Every morning at 9:15 AM, the system automatically collects the day's matchups, enriches them with historical and real-time data, and produces win probabilities for every game on the schedule.
Training and inference are completely decoupled. Python trains the model and exports the decision trees as plain JSON files. Node.js then walks those trees at request time using a custom pure-JS inference engine (rfPredict.js) — meaning the production server has zero Python dependencies and prediction latency stays low.
Honest accuracy estimates using temporal walk-forward cross-validation — the model only ever trains on past data and predicts forward, the same way it runs in production.
Beyond the model, Baseball Oracle is a full product — deployed, accessible on mobile, and designed for daily use during the MLB season.
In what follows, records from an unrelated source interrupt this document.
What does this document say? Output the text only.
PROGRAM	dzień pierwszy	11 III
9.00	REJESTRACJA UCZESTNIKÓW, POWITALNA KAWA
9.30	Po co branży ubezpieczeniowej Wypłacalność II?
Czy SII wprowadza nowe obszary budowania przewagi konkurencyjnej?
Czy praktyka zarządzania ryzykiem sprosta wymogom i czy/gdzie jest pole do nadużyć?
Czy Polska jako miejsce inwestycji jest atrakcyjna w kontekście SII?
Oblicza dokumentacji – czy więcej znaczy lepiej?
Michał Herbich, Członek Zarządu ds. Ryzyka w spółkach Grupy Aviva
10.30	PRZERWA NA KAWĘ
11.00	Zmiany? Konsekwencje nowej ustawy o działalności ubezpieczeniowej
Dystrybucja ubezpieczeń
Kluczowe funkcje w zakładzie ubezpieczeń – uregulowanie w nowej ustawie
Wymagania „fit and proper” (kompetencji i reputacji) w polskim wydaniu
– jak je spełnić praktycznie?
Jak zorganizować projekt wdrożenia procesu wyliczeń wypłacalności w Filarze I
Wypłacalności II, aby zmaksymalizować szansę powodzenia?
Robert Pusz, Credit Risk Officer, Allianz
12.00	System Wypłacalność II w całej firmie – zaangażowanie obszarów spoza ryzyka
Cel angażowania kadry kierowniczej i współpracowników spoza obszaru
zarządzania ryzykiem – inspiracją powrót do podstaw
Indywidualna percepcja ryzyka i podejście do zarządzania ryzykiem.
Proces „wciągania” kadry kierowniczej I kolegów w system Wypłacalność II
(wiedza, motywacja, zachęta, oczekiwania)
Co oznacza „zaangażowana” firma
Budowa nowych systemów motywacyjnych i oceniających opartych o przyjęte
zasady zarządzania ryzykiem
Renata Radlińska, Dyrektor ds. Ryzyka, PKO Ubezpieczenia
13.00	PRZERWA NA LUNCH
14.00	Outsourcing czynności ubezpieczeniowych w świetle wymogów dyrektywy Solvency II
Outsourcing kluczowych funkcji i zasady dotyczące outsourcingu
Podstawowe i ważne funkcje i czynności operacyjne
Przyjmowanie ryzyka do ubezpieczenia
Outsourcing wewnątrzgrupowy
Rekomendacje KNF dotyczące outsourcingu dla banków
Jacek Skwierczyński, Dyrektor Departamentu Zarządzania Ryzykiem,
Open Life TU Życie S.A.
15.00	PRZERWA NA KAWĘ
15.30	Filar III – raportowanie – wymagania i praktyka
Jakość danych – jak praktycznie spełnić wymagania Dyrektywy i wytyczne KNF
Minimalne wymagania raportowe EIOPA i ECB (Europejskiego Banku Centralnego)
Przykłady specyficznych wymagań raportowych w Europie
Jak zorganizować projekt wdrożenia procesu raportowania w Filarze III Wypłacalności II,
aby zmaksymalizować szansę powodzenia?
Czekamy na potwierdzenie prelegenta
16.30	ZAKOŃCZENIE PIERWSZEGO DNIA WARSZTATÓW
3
Win probabilities auto-update each morning for every game on the schedule. The model competes RF vs. XGBoost on every training run and keeps the better-performing model.
Playwright with stealth plugin scrapes live moneyline odds from FanDuel, which are fed into a Kelly criterion calculator to size bets proportionally to edge.
Log bets directly in the app with client-side localStorage — no accounts, no server round-trips. Track outcomes, ROI, and bet history across the season.
Fully installable as a home-screen app via a service worker and manifest. Mobile-first responsive design with bottom navigation for quick daily access.